18

水から上がってそれほどたたないうちに、脱力した体を背負ったピアーズはとある部屋の自動ドアをくぐる。

彼女が顔をあげれば目に入るのはずらりと並んだロッカー。見ての通りのロッカールームだ。

名前はゆっくり下ろされ、前以て用意しておいたらしい着替えをロッカーを開けて持ってきたピアーズから受け取る。

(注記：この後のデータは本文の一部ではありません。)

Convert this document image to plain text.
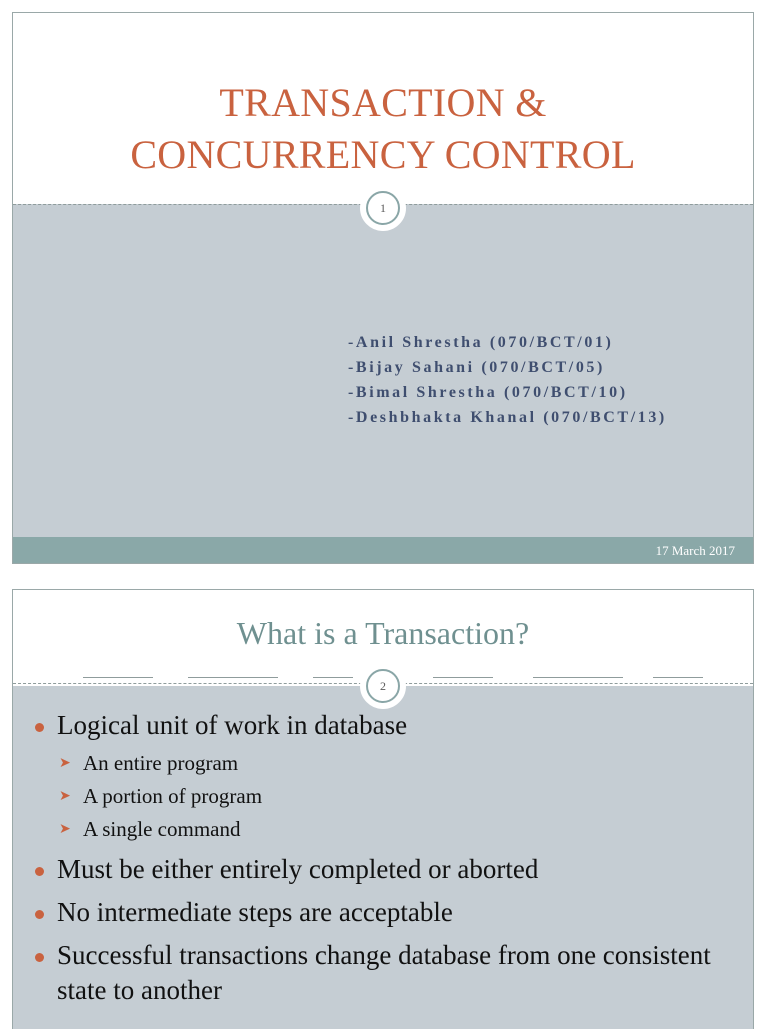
TRANSACTION &
CONCURRENCY CONTROL
1
-Anil Shrestha (070/BCT/01)
-Bijay Sahani (070/BCT/05)
-Bimal Shrestha (070/BCT/10)
-Deshbhakta Khanal (070/BCT/13)
17 March 2017
What is a Transaction?
2
Logical unit of work in database
➤ An entire program
➤ A portion of program
➤ A single command
Must be either entirely completed or aborted
No intermediate steps are acceptable
Successful transactions change database from one consistent state to another
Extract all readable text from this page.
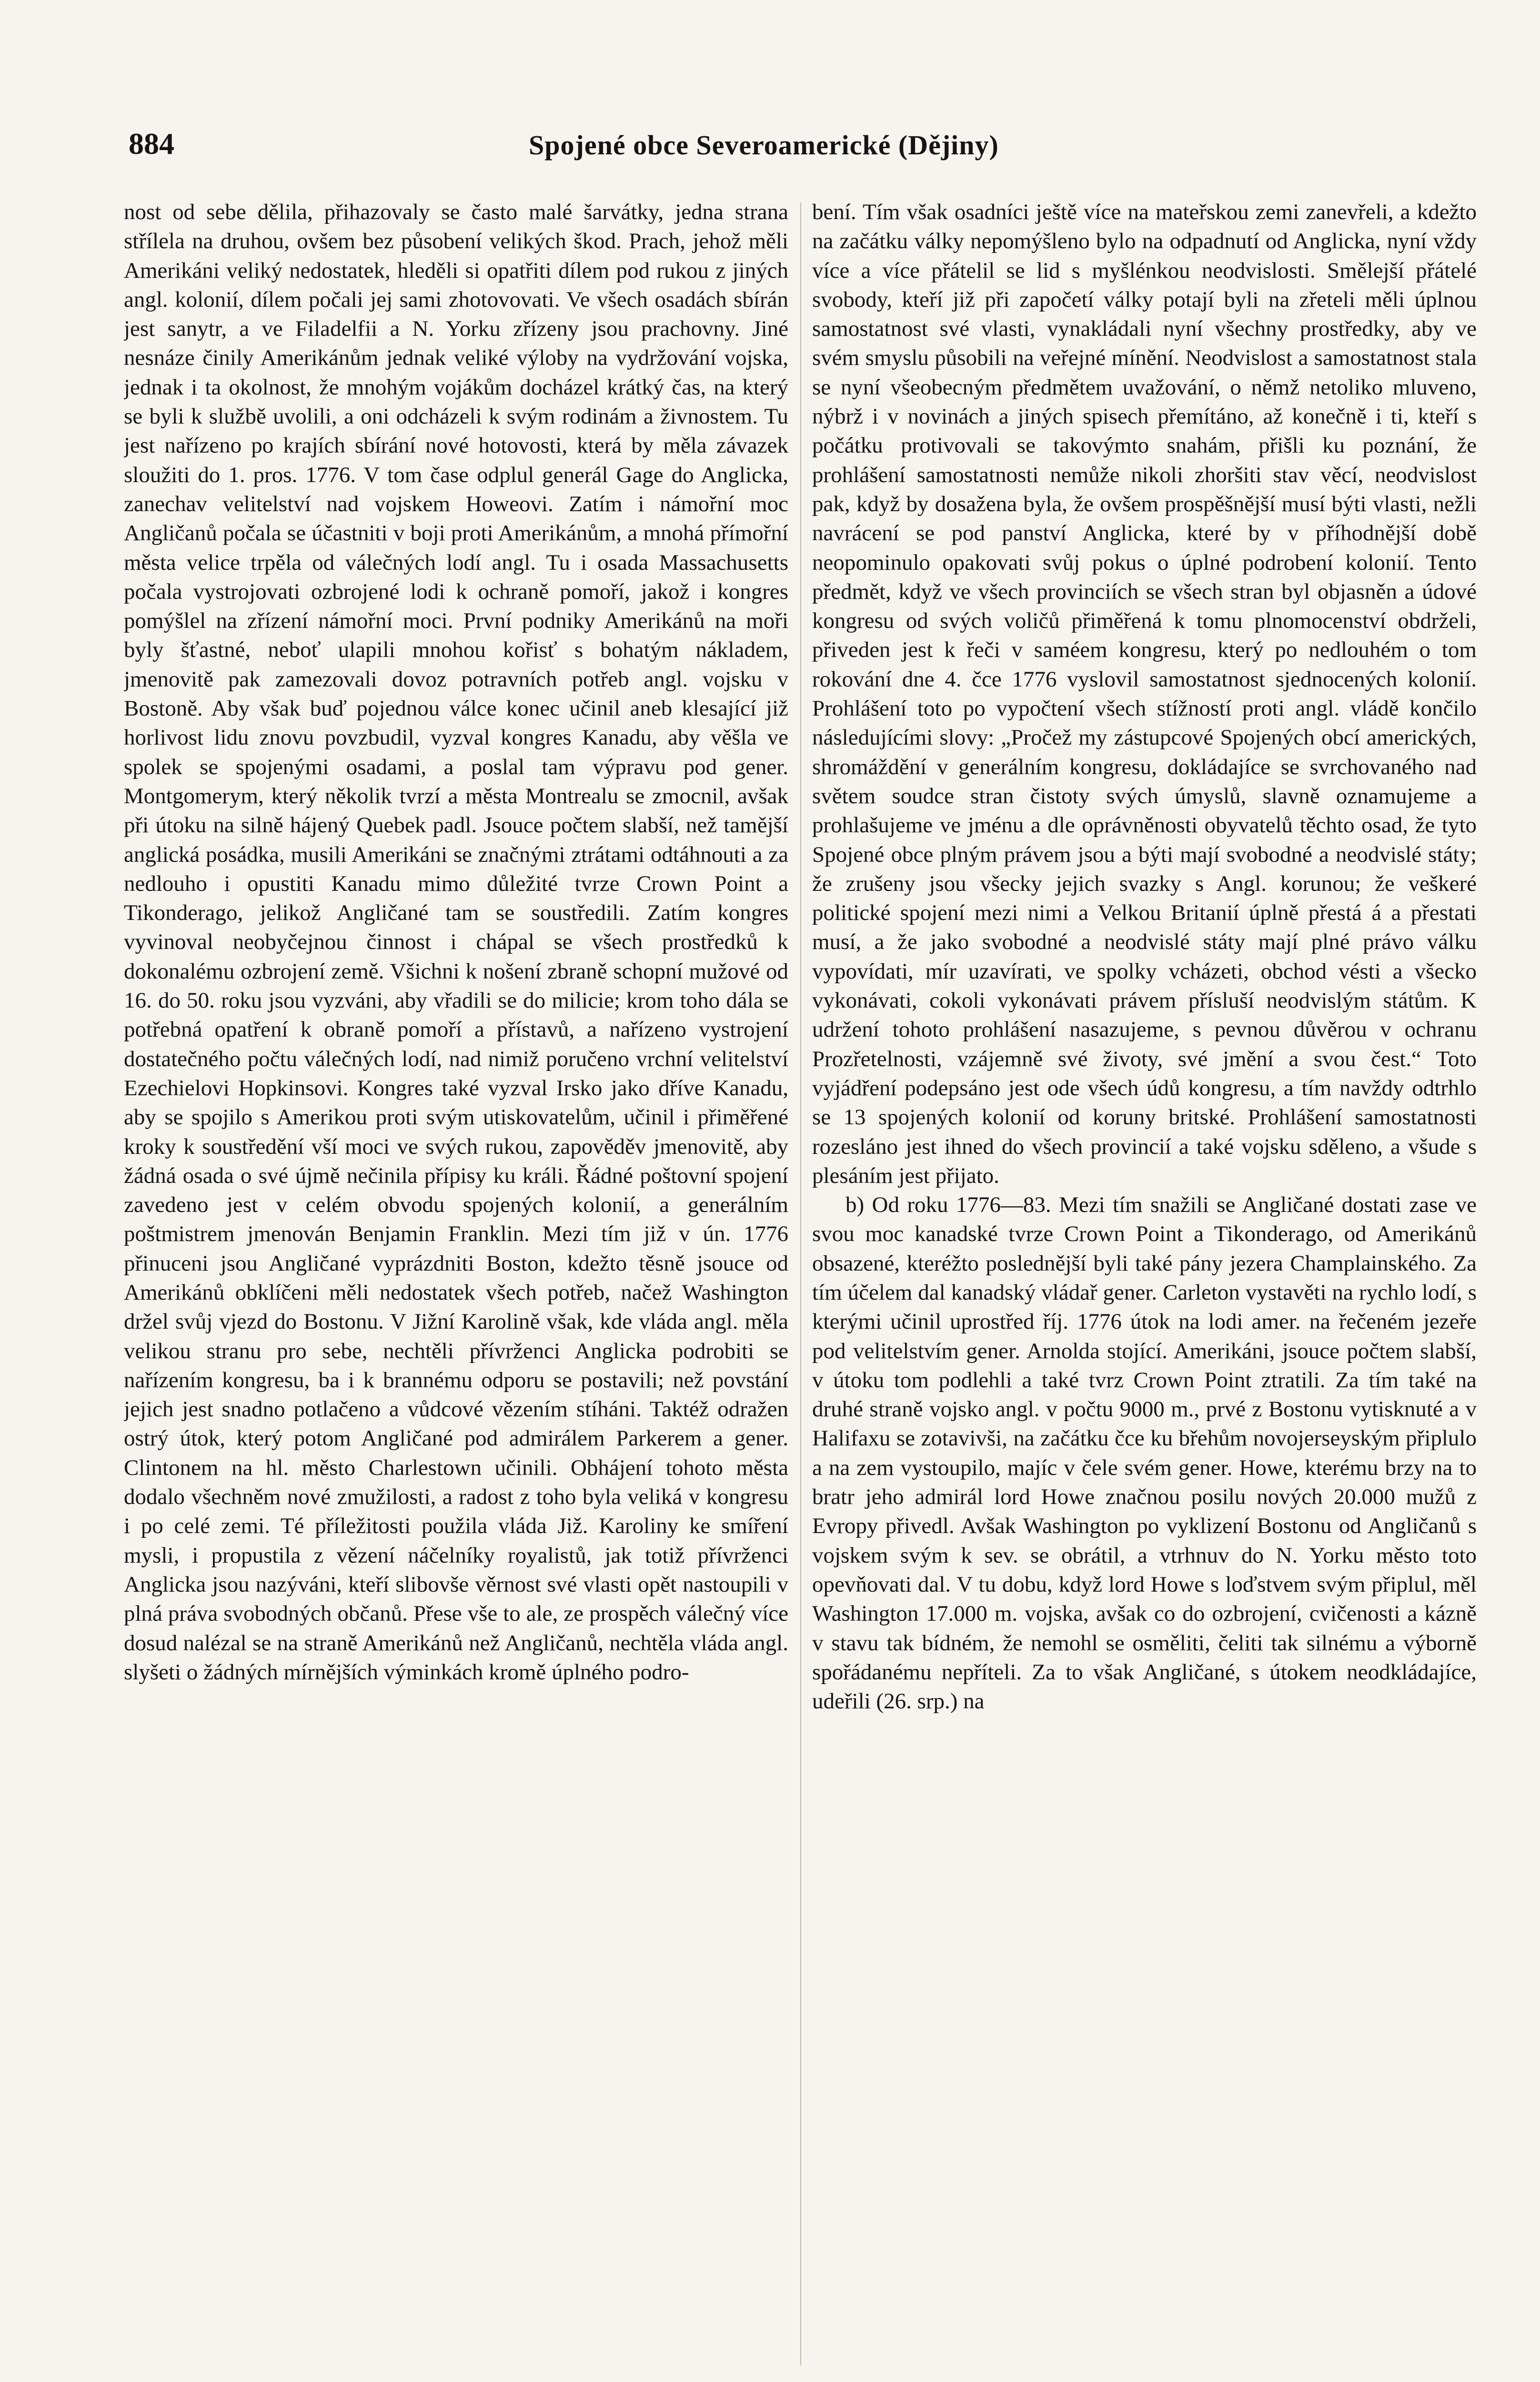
884	Spojené obce Severoamerické (Dějiny)

nost od sebe dělila, přihazovaly se často malé šarvátky, jedna strana střílela na druhou, ovšem bez působení velikých škod. Prach, jehož měli Amerikáni veliký nedostatek, hleděli si opatřiti dílem pod rukou z jiných angl. kolonií, dílem počali jej sami zhotovovati. Ve všech osadách sbírán jest sanytr, a ve Filadelfii a N. Yorku zřízeny jsou prachovny. Jiné nesnáze činily Amerikánům jednak veliké výloby na vydržování vojska, jednak i ta okolnost, že mnohým vojákům docházel krátký čas, na který se byli k službě uvolili, a oni odcházeli k svým rodinám a živnostem. Tu jest nařízeno po krajích sbírání nové hotovosti, která by měla závazek sloužiti do 1. pros. 1776. V tom čase odplul generál Gage do Anglicka, zanechav velitelství nad vojskem Howeovi. Zatím i námořní moc Angličanů počala se účastniti v boji proti Amerikánům, a mnohá přímořní města velice trpěla od válečných lodí angl. Tu i osada Massachusetts počala vystrojovati ozbrojené lodi k ochraně pomoří, jakož i kongres pomýšlel na zřízení námořní moci. První podniky Amerikánů na moři byly šťastné, neboť ulapili mnohou kořisť s bohatým nákladem, jmenovitě pak zamezovali dovoz potravních potřeb angl. vojsku v Bostoně. Aby však buď pojednou válce konec učinil aneb klesající již horlivost lidu znovu povzbudil, vyzval kongres Kanadu, aby věšla ve spolek se spojenými osadami, a poslal tam výpravu pod gener. Montgomerym, který několik tvrzí a města Montrealu se zmocnil, avšak při útoku na silně hájený Quebek padl. Jsouce počtem slabší, než tamější anglická posádka, musili Amerikáni se značnými ztrátami odtáhnouti a za nedlouho i opustiti Kanadu mimo důležité tvrze Crown Point a Tikonderago, jelikož Angličané tam se soustředili. Zatím kongres vyvinoval neobyčejnou činnost i chápal se všech prostředků k dokonalému ozbrojení země. Všichni k nošení zbraně schopní mužové od 16. do 50. roku jsou vyzváni, aby vřadili se do milicie; krom toho dála se potřebná opatření k obraně pomoří a přístavů, a nařízeno vystrojení dostatečného počtu válečných lodí, nad nimiž poručeno vrchní velitelství Ezechielovi Hopkinsovi. Kongres také vyzval Irsko jako dříve Kanadu, aby se spojilo s Amerikou proti svým utiskovatelům, učinil i přiměřené kroky k soustředění vší moci ve svých rukou, zapověděv jmenovitě, aby žádná osada o své újmě nečinila přípisy ku králi. Řádné poštovní spojení zavedeno jest v celém obvodu spojených kolonií, a generálním poštmistrem jmenován Benjamin Franklin. Mezi tím již v ún. 1776 přinuceni jsou Angličané vyprázdniti Boston, kdežto těsně jsouce od Amerikánů obklíčeni měli nedostatek všech potřeb, načež Washington držel svůj vjezd do Bostonu. V Jižní Karolině však, kde vláda angl. měla velikou stranu pro sebe, nechtěli přívrženci Anglicka podrobiti se nařízením kongresu, ba i k brannému odporu se postavili; než povstání jejich jest snadno potlačeno a vůdcové vězením stíháni. Taktéž odražen ostrý útok, který potom Angličané pod admirálem Parkerem a gener. Clintonem na hl. město Charlestown učinili. Obhájení tohoto města dodalo všechněm nové zmužilosti, a radost z toho byla veliká v kongresu i po celé zemi. Té příležitosti použila vláda Již. Karoliny ke smíření mysli, i propustila z vězení náčelníky royalistů, jak totiž přívrženci Anglicka jsou nazýváni, kteří slibovše věrnost své vlasti opět nastoupili v plná práva svobodných občanů. Přese vše to ale, ze prospěch válečný více dosud nalézal se na straně Amerikánů než Angličanů, nechtěla vláda angl. slyšeti o žádných mírnějších výminkách kromě úplného podro-

bení. Tím však osadníci ještě více na mateřskou zemi zanevřeli, a kdežto na začátku války nepomýšleno bylo na odpadnutí od Anglicka, nyní vždy více a více přátelil se lid s myšlénkou neodvislosti. Smělejší přátelé svobody, kteří již při započetí války potají byli na zřeteli měli úplnou samostatnost své vlasti, vynakládali nyní všechny prostředky, aby ve svém smyslu působili na veřejné mínění. Neodvislost a samostatnost stala se nyní všeobecným předmětem uvažování, o němž netoliko mluveno, nýbrž i v novinách a jiných spisech přemítáno, až konečně i ti, kteří s počátku protivovali se takovýmto snahám, přišli ku poznání, že prohlášení samostatnosti nemůže nikoli zhoršiti stav věcí, neodvislost pak, když by dosažena byla, že ovšem prospěšnější musí býti vlasti, nežli navrácení se pod panství Anglicka, které by v příhodnější době neopominulo opakovati svůj pokus o úplné podrobení kolonií. Tento předmět, když ve všech provinciích se všech stran byl objasněn a údové kongresu od svých voličů přiměřená k tomu plnomocenství obdrželi, přiveden jest k řeči v saméem kongresu, který po nedlouhém o tom rokování dne 4. čce 1776 vyslovil samostatnost sjednocených kolonií. Prohlášení toto po vypočtení všech stížností proti angl. vládě končilo následujícími slovy: „Pročež my zástupcové Spojených obcí amerických, shromáždění v generálním kongresu, dokládajíce se svrchovaného nad světem soudce stran čistoty svých úmyslů, slavně oznamujeme a prohlašujeme ve jménu a dle oprávněnosti obyvatelů těchto osad, že tyto Spojené obce plným právem jsou a býti mají svobodné a neodvislé státy; že zrušeny jsou všecky jejich svazky s Angl. korunou; že veškeré politické spojení mezi nimi a Velkou Britanií úplně přestá á a přestati musí, a že jako svobodné a neodvislé státy mají plné právo válku vypovídati, mír uzavírati, ve spolky vcházeti, obchod vésti a všecko vykonávati, cokoli vykonávati právem přísluší neodvislým státům. K udržení tohoto prohlášení nasazujeme, s pevnou důvěrou v ochranu Prozřetelnosti, vzájemně své životy, své jmění a svou čest.“ Toto vyjádření podepsáno jest ode všech údů kongresu, a tím navždy odtrhlo se 13 spojených kolonií od koruny britské. Prohlášení samostatnosti rozesláno jest ihned do všech provincií a také vojsku sděleno, a všude s plesáním jest přijato.

b) Od roku 1776—83. Mezi tím snažili se Angličané dostati zase ve svou moc kanadské tvrze Crown Point a Tikonderago, od Amerikánů obsazené, kteréžto poslednější byli také pány jezera Champlainského. Za tím účelem dal kanadský vládař gener. Carleton vystavěti na rychlo lodí, s kterými učinil uprostřed říj. 1776 útok na lodi amer. na řečeném jezeře pod velitelstvím gener. Arnolda stojící. Amerikáni, jsouce počtem slabší, v útoku tom podlehli a také tvrz Crown Point ztratili. Za tím také na druhé straně vojsko angl. v počtu 9000 m., prvé z Bostonu vytisknuté a v Halifaxu se zotavivši, na začátku čce ku břehům novojerseyským připlulo a na zem vystoupilo, majíc v čele svém gener. Howe, kterému brzy na to bratr jeho admirál lord Howe značnou posilu nových 20.000 mužů z Evropy přivedl. Avšak Washington po vyklizení Bostonu od Angličanů s vojskem svým k sev. se obrátil, a vtrhnuv do N. Yorku město toto opevňovati dal. V tu dobu, když lord Howe s loďstvem svým připlul, měl Washington 17.000 m. vojska, avšak co do ozbrojení, cvičenosti a kázně v stavu tak bídném, že nemohl se osměliti, čeliti tak silnému a výborně spořádanému nepříteli. Za to však Angličané, s útokem neodkládajíce, udeřili (26. srp.) na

「無理に着替えさせるつもりはないけど、濡れたままでいさせるのもどうかと思ってね」

『これ…』

「白衣2枚と、スラックス1枚。申し訳ないけどシャツはどうにも見つからなかった」

名前は渡された着替えを広げて眺める。

「着替えないなら何枚かタオルがあるし、着替えるなら白衣を2枚重ねかな、って…」

『……』

寒いのも、水が傷にしみるのも嫌…。
彼女の答えは即決だった。


『これに着替えたいです』

「わかった。……あ…着替えは…」

――名前はドキッとした。

『自分でなんとか…大丈夫だと思います…』

「OK。何かあったら、また呼んで」


迷った様子を見せつつもピアーズはタオル1枚を握り締め、部屋を出ていく。

聞きにくかっただろう、それでも親切な彼は聞いてくれた。
しかし咄嗟に出てしまった『自分で』という答え。


『………』

名前は早速脱ごうと試みるも、当然、水を吸った衣類は肌にぴったり張り付いて滑らず、上がらない腕は痛むため役立たずで脱ぎようがない。


『………〜〜〜〜〜〜ッ』

名前は格闘した。
思いは一つ。できることなら彼の目に触れることなく終えたいこの体…!

『いたたたっ…!!』

だが無情に過ぎる時間、体力はやたら消耗するが見た目は何一つ変わっていない。


『(だめだっ……)』

上はどうにもならない。しかし下ならどうだろう。

もぞもぞ動いて今度は下半身の着替えに移る。時間は掛かったが、こちらはなんとか悪戦苦闘しながらも自力で着替えることに成功した。

『…………』

下半身を見て彼女は我ながらなかなか際どいとは思ったが、変な動きさえしなければスラックスは脱げないだろうと片付けた。どう悩んだところでベルトはないし、このあと長い白衣を二枚も羽織る。

そして散々悩んだ挙げ句、上だけはどうあがいても自力で服を脱ぐことはできないと、名前は肩を落として諦めた。